Capítulo 22

Una nueva mañana entraba por las ventanas, se refractaba y se quebraba en la cálida e inmóvil cama, donde una suave colcha de algodón absorbía el calor. Cuando la luz avanzó hacia la cabecera, las mantas se movieron.

Coffin entreabrió los ojos. La claridad irrumpía por el cristal. Se volvió hacia la derecha y pasó un brazo por encima de ella, tibia y suave como el sol y las mantas. Ella se inclinó sobre él y lo besó.

—Buona giornata, bello.

—Buona giornata a te. Come va?

—Bene con te, tesoro. Dobbiamo andare súbito?

—Non ancora. É meglio dopo. É troppo letto.

Coffin se acercó a sus labios y los separó con los suyos.

—Es como un vis a vis, ¿no?

Daniela rompió a reír.

—Es un vis a vis.

—Todas las ventajas de la vida de casados sin la mugre.

—¿Por qué siempre ha de haber mugre? Es más bien como caminar fatigosamente por el fondo arenoso del mar.

—Te expresas muy bien, Dani.

—He leído lo mío ahí dentro. No había mucho más que hacer mientras esperaba a que me…

—Siempre cumplo lo que prometo. Si alguien juega limpio conmigo nunca rompo una promesa. Y en tu caso en concreto…

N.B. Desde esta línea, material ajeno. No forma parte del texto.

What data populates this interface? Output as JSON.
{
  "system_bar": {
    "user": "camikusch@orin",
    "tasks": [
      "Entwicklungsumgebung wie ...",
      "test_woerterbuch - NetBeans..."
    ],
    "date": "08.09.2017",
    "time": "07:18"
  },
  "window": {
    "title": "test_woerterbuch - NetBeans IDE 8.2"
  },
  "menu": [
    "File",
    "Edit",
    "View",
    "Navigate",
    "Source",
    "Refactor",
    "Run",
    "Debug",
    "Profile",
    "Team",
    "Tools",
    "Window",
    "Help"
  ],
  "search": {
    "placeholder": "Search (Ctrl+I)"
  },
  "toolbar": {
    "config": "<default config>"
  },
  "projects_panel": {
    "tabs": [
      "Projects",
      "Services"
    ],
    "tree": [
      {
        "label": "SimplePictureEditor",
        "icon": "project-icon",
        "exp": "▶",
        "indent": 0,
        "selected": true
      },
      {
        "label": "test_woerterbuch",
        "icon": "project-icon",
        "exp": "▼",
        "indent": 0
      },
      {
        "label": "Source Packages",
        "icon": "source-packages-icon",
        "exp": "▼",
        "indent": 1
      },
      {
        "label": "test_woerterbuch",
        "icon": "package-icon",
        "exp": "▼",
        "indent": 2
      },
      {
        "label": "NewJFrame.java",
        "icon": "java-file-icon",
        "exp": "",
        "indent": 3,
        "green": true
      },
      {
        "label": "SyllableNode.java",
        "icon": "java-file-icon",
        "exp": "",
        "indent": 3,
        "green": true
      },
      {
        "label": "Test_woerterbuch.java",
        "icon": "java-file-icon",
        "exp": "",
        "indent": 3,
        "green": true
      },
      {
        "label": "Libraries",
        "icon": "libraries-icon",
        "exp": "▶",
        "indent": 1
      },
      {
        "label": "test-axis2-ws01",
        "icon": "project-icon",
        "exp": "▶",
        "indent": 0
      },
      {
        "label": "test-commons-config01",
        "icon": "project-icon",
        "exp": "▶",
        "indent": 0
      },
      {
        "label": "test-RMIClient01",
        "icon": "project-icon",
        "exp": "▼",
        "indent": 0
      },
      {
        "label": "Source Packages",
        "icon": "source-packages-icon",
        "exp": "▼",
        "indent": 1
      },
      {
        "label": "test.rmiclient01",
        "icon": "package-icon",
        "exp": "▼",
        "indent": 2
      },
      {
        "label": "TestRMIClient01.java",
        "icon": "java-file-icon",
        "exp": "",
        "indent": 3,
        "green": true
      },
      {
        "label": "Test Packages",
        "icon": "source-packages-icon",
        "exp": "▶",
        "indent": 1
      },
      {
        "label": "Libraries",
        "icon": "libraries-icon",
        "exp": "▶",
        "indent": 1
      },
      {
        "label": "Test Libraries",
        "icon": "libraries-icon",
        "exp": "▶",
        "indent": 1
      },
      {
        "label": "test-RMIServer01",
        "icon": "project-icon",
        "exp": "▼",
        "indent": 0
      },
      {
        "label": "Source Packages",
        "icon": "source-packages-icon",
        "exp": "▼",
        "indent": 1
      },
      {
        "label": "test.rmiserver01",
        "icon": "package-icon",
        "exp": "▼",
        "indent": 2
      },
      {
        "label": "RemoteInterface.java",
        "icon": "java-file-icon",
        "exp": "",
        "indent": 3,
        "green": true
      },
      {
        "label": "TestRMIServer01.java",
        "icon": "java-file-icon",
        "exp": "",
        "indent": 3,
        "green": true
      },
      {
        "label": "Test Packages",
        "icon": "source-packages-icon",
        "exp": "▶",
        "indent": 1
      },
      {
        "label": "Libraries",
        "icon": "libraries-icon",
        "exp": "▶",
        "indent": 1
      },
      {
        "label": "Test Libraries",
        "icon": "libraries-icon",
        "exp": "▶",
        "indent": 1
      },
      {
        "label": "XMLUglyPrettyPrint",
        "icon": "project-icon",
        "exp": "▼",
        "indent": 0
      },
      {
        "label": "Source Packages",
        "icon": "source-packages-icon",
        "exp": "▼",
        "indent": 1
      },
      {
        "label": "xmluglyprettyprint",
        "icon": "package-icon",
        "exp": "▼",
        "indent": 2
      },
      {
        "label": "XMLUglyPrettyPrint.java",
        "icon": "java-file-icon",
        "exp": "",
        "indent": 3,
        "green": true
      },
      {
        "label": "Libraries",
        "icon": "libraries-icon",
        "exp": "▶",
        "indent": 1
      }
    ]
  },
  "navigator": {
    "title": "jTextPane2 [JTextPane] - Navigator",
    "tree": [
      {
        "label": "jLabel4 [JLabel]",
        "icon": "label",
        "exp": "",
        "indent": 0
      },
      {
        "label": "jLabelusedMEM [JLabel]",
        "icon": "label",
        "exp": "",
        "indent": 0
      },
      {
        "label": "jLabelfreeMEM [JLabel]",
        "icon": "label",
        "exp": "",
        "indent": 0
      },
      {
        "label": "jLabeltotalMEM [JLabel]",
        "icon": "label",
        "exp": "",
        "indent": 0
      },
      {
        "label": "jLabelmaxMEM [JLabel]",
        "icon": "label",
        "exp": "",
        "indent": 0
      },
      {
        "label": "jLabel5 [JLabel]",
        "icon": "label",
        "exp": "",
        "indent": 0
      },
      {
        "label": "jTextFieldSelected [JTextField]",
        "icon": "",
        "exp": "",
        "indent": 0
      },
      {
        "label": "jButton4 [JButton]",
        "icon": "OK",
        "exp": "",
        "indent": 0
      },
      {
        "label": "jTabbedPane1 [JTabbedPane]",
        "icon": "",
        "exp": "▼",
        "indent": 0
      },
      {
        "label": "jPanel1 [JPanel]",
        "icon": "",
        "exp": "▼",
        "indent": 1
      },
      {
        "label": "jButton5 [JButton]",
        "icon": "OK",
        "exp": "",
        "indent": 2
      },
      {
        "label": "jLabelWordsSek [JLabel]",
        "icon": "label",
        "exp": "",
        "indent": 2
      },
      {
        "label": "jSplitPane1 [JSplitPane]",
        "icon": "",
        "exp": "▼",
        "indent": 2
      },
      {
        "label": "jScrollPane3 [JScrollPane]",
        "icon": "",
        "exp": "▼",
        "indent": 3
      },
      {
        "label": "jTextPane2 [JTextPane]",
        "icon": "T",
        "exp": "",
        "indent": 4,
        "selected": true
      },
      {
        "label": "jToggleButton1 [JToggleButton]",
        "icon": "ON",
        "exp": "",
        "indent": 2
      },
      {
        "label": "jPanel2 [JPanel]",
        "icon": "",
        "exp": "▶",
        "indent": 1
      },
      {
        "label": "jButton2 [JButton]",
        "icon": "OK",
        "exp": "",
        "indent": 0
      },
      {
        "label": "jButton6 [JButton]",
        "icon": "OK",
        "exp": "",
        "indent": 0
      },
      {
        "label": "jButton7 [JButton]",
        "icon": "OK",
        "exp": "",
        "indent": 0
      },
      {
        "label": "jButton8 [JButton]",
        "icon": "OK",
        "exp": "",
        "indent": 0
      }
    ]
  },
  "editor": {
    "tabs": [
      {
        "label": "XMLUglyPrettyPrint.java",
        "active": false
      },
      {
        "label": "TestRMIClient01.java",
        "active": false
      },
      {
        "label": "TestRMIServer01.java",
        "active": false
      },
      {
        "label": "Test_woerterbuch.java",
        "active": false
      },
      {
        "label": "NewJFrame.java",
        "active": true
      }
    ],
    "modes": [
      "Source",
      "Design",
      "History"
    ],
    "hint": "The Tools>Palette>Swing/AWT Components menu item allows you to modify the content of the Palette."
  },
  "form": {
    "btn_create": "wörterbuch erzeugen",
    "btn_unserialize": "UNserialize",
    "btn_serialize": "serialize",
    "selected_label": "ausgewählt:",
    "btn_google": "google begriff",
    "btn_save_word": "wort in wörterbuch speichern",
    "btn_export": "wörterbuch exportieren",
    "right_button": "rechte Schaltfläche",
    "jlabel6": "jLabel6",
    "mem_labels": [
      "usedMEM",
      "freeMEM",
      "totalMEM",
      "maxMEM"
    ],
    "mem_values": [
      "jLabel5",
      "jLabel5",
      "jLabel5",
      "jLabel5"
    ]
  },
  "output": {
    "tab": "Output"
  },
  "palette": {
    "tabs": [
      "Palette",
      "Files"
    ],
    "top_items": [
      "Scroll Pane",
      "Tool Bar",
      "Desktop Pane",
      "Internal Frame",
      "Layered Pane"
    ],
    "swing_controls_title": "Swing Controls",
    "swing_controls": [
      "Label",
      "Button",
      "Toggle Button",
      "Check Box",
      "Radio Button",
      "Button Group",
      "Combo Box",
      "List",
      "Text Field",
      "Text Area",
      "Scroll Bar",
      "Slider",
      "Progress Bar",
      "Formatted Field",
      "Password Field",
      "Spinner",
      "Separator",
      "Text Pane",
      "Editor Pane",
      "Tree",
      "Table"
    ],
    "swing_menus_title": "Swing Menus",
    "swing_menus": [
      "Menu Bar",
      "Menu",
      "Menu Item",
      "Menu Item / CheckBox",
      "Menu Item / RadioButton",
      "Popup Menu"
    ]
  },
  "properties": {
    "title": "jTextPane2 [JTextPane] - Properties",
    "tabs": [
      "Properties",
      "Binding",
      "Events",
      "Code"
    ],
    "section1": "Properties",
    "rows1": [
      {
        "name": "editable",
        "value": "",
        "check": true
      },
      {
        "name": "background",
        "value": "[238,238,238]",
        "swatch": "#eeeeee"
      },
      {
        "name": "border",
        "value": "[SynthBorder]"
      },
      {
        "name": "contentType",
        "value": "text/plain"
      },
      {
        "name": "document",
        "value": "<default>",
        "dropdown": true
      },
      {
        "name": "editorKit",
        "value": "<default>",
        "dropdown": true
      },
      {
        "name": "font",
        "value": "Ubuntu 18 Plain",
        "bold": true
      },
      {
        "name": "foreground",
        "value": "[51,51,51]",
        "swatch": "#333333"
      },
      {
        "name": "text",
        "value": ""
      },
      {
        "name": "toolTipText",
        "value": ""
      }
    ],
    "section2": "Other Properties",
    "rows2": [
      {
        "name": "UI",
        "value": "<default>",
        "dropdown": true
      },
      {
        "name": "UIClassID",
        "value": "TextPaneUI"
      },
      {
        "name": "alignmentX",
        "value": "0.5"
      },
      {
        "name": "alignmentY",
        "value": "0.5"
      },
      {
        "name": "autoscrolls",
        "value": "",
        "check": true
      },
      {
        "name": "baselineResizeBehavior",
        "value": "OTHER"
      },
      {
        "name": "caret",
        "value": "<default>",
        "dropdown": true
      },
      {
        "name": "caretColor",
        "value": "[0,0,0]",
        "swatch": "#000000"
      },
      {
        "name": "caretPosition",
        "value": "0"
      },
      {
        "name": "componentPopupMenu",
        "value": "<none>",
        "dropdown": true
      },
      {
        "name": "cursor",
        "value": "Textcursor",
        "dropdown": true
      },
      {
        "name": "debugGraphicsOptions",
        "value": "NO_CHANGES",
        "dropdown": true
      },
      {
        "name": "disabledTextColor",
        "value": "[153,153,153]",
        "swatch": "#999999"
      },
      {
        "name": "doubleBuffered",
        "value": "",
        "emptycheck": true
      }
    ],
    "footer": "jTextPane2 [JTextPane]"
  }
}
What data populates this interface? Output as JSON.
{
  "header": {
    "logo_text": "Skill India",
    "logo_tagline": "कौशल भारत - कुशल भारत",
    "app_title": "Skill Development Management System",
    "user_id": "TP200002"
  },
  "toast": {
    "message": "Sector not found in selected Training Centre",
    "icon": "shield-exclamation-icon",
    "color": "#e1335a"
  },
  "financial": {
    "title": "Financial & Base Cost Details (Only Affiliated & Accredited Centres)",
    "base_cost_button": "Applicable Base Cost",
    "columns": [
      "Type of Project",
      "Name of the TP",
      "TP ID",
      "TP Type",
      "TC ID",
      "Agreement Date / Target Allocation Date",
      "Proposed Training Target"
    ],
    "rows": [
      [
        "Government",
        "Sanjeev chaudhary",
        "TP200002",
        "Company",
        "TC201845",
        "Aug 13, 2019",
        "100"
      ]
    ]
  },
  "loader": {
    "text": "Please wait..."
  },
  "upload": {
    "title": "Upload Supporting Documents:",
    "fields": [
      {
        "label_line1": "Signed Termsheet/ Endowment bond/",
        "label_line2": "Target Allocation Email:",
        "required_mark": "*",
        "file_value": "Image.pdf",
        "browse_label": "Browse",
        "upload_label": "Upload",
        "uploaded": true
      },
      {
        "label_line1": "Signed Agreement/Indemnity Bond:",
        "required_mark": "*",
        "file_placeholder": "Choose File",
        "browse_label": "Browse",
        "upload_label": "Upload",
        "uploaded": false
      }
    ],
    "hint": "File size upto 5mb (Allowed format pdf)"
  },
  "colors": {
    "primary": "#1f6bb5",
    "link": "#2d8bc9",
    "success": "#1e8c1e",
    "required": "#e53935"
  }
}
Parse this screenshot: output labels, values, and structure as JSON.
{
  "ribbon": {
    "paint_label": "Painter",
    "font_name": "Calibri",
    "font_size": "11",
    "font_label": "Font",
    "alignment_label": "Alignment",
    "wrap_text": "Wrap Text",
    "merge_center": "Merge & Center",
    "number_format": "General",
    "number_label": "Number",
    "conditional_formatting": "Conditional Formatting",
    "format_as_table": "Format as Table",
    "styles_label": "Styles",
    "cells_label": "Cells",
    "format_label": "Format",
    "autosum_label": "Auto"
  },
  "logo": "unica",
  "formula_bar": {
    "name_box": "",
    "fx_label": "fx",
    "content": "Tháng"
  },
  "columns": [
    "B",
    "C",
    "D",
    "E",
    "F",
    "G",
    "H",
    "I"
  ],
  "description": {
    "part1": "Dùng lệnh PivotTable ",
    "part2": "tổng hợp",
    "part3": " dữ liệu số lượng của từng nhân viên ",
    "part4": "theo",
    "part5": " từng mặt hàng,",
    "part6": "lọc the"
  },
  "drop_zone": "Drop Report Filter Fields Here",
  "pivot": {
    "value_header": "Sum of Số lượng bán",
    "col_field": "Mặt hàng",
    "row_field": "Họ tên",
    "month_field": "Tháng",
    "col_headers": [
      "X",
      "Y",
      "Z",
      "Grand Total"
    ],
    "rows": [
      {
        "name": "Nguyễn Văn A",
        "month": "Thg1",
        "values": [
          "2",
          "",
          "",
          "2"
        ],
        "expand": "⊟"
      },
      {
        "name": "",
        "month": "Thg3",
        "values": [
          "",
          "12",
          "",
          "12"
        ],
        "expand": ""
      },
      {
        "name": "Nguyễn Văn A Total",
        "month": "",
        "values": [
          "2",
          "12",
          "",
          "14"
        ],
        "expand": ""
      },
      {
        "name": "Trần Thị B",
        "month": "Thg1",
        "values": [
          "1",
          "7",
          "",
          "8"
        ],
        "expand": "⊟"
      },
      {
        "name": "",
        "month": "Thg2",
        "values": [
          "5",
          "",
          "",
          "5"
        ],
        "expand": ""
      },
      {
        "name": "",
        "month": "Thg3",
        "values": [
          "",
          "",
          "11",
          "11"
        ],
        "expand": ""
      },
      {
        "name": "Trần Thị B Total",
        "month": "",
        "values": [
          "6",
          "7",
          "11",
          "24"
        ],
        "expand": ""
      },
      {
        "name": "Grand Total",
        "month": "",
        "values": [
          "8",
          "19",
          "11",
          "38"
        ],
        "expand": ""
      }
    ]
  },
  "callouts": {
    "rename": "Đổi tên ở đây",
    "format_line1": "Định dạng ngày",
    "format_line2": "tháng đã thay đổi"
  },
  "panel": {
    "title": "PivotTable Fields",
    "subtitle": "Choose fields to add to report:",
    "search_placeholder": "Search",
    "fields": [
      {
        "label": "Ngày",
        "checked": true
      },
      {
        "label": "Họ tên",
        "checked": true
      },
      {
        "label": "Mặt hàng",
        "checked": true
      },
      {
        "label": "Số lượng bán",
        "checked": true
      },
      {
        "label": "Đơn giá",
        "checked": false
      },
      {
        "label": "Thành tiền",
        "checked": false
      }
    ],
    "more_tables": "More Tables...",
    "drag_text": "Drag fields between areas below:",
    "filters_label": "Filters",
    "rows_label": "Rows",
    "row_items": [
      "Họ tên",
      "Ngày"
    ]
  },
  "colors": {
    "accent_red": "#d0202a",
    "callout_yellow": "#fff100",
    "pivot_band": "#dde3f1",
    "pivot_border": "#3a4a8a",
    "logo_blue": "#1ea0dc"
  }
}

Coffin le pasó la mano por el vientre, bajó hasta la cadera y le pellizcó el muslo.

—Pero has estado haciendo ejercicio. Tienes las piernas más duras de lo que recordaba.

Ella lo puso boca arriba con una sonrisa y se subió encima.

—¿Tanto te fías de tu memoria? —Se sentó a horcajadas sobre Coffin.

—Estoy impresionado.

—Tú has echado barriga desde la última vez que te vi.

—Bueno… puede que sí.

—Aun así me gustas.

—Me alegro.

—¿Qué hay para desayunar?

—Ah, así que ahora tengo que hacerte el desayuno. —Coffin la tumbó de espaldas, sus negros rizos formando una cascada sobre la blanca almohada.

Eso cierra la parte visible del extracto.